French PM: Courts Can Hear Case Against Anti-Muslim Cartoons
French Prime Minister Jean-Marc Ayrault said Wednesday anyone offended by cartoons of the Prophet Mohammed published in the French satirical magazine Charlie Hebdo could take the matter to the courts.
But he emphasized France's tradition of free speech. "We are in a country where freedom of expression is guaranteed, including the freedom to caricature," he said on RTL radio.
The cover of Charlie Hebdo shows a Muslim man in a wheelchair being pushed by an Orthodox Jew under the title "Intouchables 2", referring to a French film about a poor black man who helps an aristocratic quadriplegic.

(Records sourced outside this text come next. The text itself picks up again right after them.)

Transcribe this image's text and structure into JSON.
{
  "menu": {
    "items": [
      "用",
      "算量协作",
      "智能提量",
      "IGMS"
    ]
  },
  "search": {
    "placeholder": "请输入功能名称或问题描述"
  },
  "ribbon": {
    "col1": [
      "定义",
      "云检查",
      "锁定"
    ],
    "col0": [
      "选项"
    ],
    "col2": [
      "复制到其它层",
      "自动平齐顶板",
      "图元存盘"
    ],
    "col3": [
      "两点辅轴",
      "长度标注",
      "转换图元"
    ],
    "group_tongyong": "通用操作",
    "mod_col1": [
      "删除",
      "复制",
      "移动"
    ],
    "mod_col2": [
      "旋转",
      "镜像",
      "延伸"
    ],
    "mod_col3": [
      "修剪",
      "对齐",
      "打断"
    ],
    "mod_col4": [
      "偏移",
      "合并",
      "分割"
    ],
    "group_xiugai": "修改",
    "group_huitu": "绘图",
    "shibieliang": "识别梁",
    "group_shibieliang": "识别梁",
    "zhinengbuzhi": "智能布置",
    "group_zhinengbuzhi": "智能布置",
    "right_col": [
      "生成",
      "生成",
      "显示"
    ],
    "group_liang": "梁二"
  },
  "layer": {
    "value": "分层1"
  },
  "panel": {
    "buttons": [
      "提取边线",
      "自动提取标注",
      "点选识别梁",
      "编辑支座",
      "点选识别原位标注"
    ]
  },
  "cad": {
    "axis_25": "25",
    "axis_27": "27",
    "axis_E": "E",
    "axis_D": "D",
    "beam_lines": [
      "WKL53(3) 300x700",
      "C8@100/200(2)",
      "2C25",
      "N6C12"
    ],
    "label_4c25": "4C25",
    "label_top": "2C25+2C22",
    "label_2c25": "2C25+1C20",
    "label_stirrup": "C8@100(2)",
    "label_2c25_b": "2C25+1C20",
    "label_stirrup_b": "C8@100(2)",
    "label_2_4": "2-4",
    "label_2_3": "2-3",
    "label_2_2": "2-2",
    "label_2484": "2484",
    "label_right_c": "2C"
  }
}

"If people really feel offended in their beliefs and think there has been an infringement of the law -- and we are in a state where laws must be totally respected -- they can go to court," Ayrault said.
He also said a request to hold a demonstration in Paris against the controversial U.S.-made anti-Islam film which has sparked furious protests across the Muslim world would be refused.

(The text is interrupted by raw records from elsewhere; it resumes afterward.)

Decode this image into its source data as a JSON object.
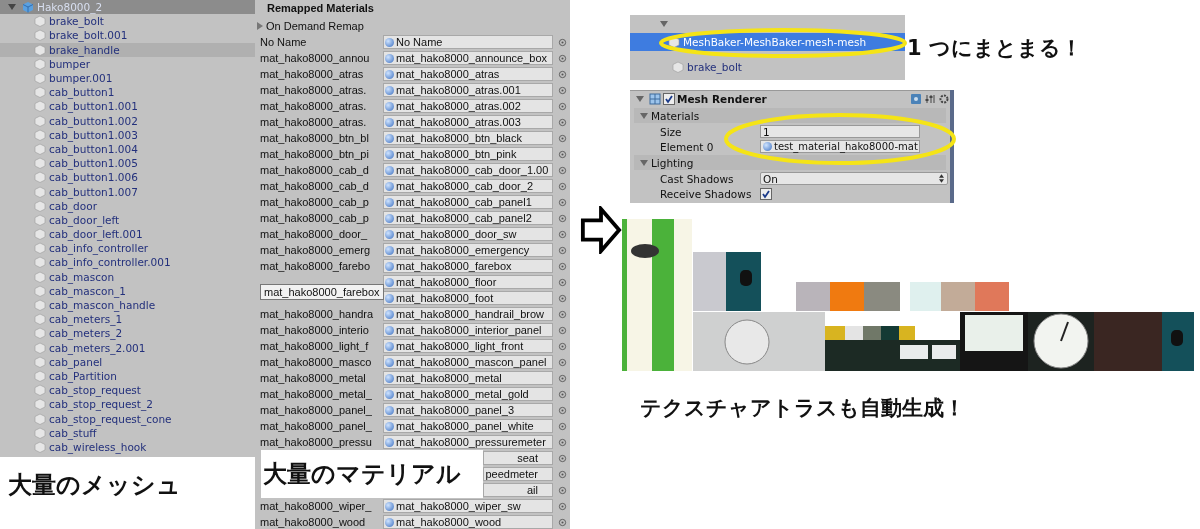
{
  "hierarchy": {
    "root": {
      "name": "Hako8000_2",
      "expanded": true,
      "selected": true,
      "children": [
        {
          "name": "brake_bolt",
          "highlighted": false
        },
        {
          "name": "brake_bolt.001",
          "highlighted": false
        },
        {
          "name": "brake_handle",
          "highlighted": true
        },
        {
          "name": "bumper",
          "highlighted": false
        },
        {
          "name": "bumper.001",
          "highlighted": false
        },
        {
          "name": "cab_button1",
          "highlighted": false
        },
        {
          "name": "cab_button1.001",
          "highlighted": false
        },
        {
          "name": "cab_button1.002",
          "highlighted": false
        },
        {
          "name": "cab_button1.003",
          "highlighted": false
        },
        {
          "name": "cab_button1.004",
          "highlighted": false
        },
        {
          "name": "cab_button1.005",
          "highlighted": false
        },
        {
          "name": "cab_button1.006",
          "highlighted": false
        },
        {
          "name": "cab_button1.007",
          "highlighted": false
        },
        {
          "name": "cab_door",
          "highlighted": false
        },
        {
          "name": "cab_door_left",
          "highlighted": false
        },
        {
          "name": "cab_door_left.001",
          "highlighted": false
        },
        {
          "name": "cab_info_controller",
          "highlighted": false
        },
        {
          "name": "cab_info_controller.001",
          "highlighted": false
        },
        {
          "name": "cab_mascon",
          "highlighted": false
        },
        {
          "name": "cab_mascon_1",
          "highlighted": false
        },
        {
          "name": "cab_mascon_handle",
          "highlighted": false
        },
        {
          "name": "cab_meters_1",
          "highlighted": false
        },
        {
          "name": "cab_meters_2",
          "highlighted": false
        },
        {
          "name": "cab_meters_2.001",
          "highlighted": false
        },
        {
          "name": "cab_panel",
          "highlighted": false
        },
        {
          "name": "cab_Partition",
          "highlighted": false
        },
        {
          "name": "cab_stop_request",
          "highlighted": false
        },
        {
          "name": "cab_stop_request_2",
          "highlighted": false
        },
        {
          "name": "cab_stop_request_cone",
          "highlighted": false
        },
        {
          "name": "cab_stuff",
          "highlighted": false
        },
        {
          "name": "cab_wireless_hook",
          "highlighted": false
        }
      ]
    }
  },
  "mesh_caption": "大量のメッシュ",
  "remapped_materials": {
    "title": "Remapped Materials",
    "on_demand_remap": {
      "label": "On Demand Remap",
      "expanded": false
    },
    "tooltip": "mat_hako8000_farebox",
    "rows": [
      {
        "kind": "normal",
        "label": "No Name",
        "value": "No Name"
      },
      {
        "kind": "normal",
        "label": "mat_hako8000_annou",
        "value": "mat_hako8000_announce_box"
      },
      {
        "kind": "normal",
        "label": "mat_hako8000_atras",
        "value": "mat_hako8000_atras"
      },
      {
        "kind": "normal",
        "label": "mat_hako8000_atras.",
        "value": "mat_hako8000_atras.001"
      },
      {
        "kind": "normal",
        "label": "mat_hako8000_atras.",
        "value": "mat_hako8000_atras.002"
      },
      {
        "kind": "normal",
        "label": "mat_hako8000_atras.",
        "value": "mat_hako8000_atras.003"
      },
      {
        "kind": "normal",
        "label": "mat_hako8000_btn_bl",
        "value": "mat_hako8000_btn_black"
      },
      {
        "kind": "normal",
        "label": "mat_hako8000_btn_pi",
        "value": "mat_hako8000_btn_pink"
      },
      {
        "kind": "normal",
        "label": "mat_hako8000_cab_d",
        "value": "mat_hako8000_cab_door_1.00"
      },
      {
        "kind": "normal",
        "label": "mat_hako8000_cab_d",
        "value": "mat_hako8000_cab_door_2"
      },
      {
        "kind": "normal",
        "label": "mat_hako8000_cab_p",
        "value": "mat_hako8000_cab_panel1"
      },
      {
        "kind": "normal",
        "label": "mat_hako8000_cab_p",
        "value": "mat_hako8000_cab_panel2"
      },
      {
        "kind": "normal",
        "label": "mat_hako8000_door_",
        "value": "mat_hako8000_door_sw"
      },
      {
        "kind": "normal",
        "label": "mat_hako8000_emerg",
        "value": "mat_hako8000_emergency"
      },
      {
        "kind": "normal",
        "label": "mat_hako8000_farebo",
        "value": "mat_hako8000_farebox"
      },
      {
        "kind": "normal",
        "value": "mat_hako8000_floor"
      },
      {
        "kind": "normal",
        "value": "mat_hako8000_foot"
      },
      {
        "kind": "normal",
        "label": "mat_hako8000_handra",
        "value": "mat_hako8000_handrail_brow"
      },
      {
        "kind": "normal",
        "label": "mat_hako8000_interio",
        "value": "mat_hako8000_interior_panel"
      },
      {
        "kind": "normal",
        "label": "mat_hako8000_light_f",
        "value": "mat_hako8000_light_front"
      },
      {
        "kind": "normal",
        "label": "mat_hako8000_masco",
        "value": "mat_hako8000_mascon_panel"
      },
      {
        "kind": "normal",
        "label": "mat_hako8000_metal",
        "value": "mat_hako8000_metal"
      },
      {
        "kind": "normal",
        "label": "mat_hako8000_metal_",
        "value": "mat_hako8000_metal_gold"
      },
      {
        "kind": "normal",
        "label": "mat_hako8000_panel_",
        "value": "mat_hako8000_panel_3"
      },
      {
        "kind": "normal",
        "label": "mat_hako8000_panel_",
        "value": "mat_hako8000_panel_white"
      },
      {
        "kind": "normal",
        "label": "mat_hako8000_pressu",
        "value": "mat_hako8000_pressuremeter"
      },
      {
        "kind": "covered",
        "value": "seat"
      },
      {
        "kind": "covered",
        "value": "peedmeter"
      },
      {
        "kind": "covered",
        "value": "ail"
      },
      {
        "kind": "normal",
        "label": "mat_hako8000_wiper_",
        "value": "mat_hako8000_wiper_sw"
      },
      {
        "kind": "normal",
        "label": "mat_hako8000_wood",
        "value": "mat_hako8000_wood"
      }
    ]
  },
  "material_caption": "大量のマテリアル",
  "combined_hierarchy": {
    "rows": [
      {
        "name": "MeshBaker-MeshBaker-mesh-mesh",
        "selected": true
      },
      {
        "name": "brake_bolt",
        "selected": false
      }
    ]
  },
  "combined_caption": "1 つにまとまる！",
  "mesh_renderer": {
    "title": "Mesh Renderer",
    "enabled": true,
    "materials": {
      "label": "Materials",
      "expanded": true,
      "size_label": "Size",
      "size": "1",
      "element_label": "Element 0",
      "element_value": "test_material_hako8000-mat"
    },
    "lighting": {
      "label": "Lighting",
      "expanded": true,
      "cast_shadows_label": "Cast Shadows",
      "cast_shadows": "On",
      "receive_shadows_label": "Receive Shadows",
      "receive_shadows": true
    }
  },
  "atlas_caption": "テクスチャアトラスも自動生成！"
}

He said the request had been lodged but would be turned down "because there is no reason to allow conflicts that do not concern France into our country".
Charlie Hebdo is no stranger to controversy over its handling of issues relating to Islam.
Last year it published an edition "guest-edited" by the Prophet Mohammed that it called Sharia Hebdo. The magazine's offices in Paris were subsequently fire-bombed.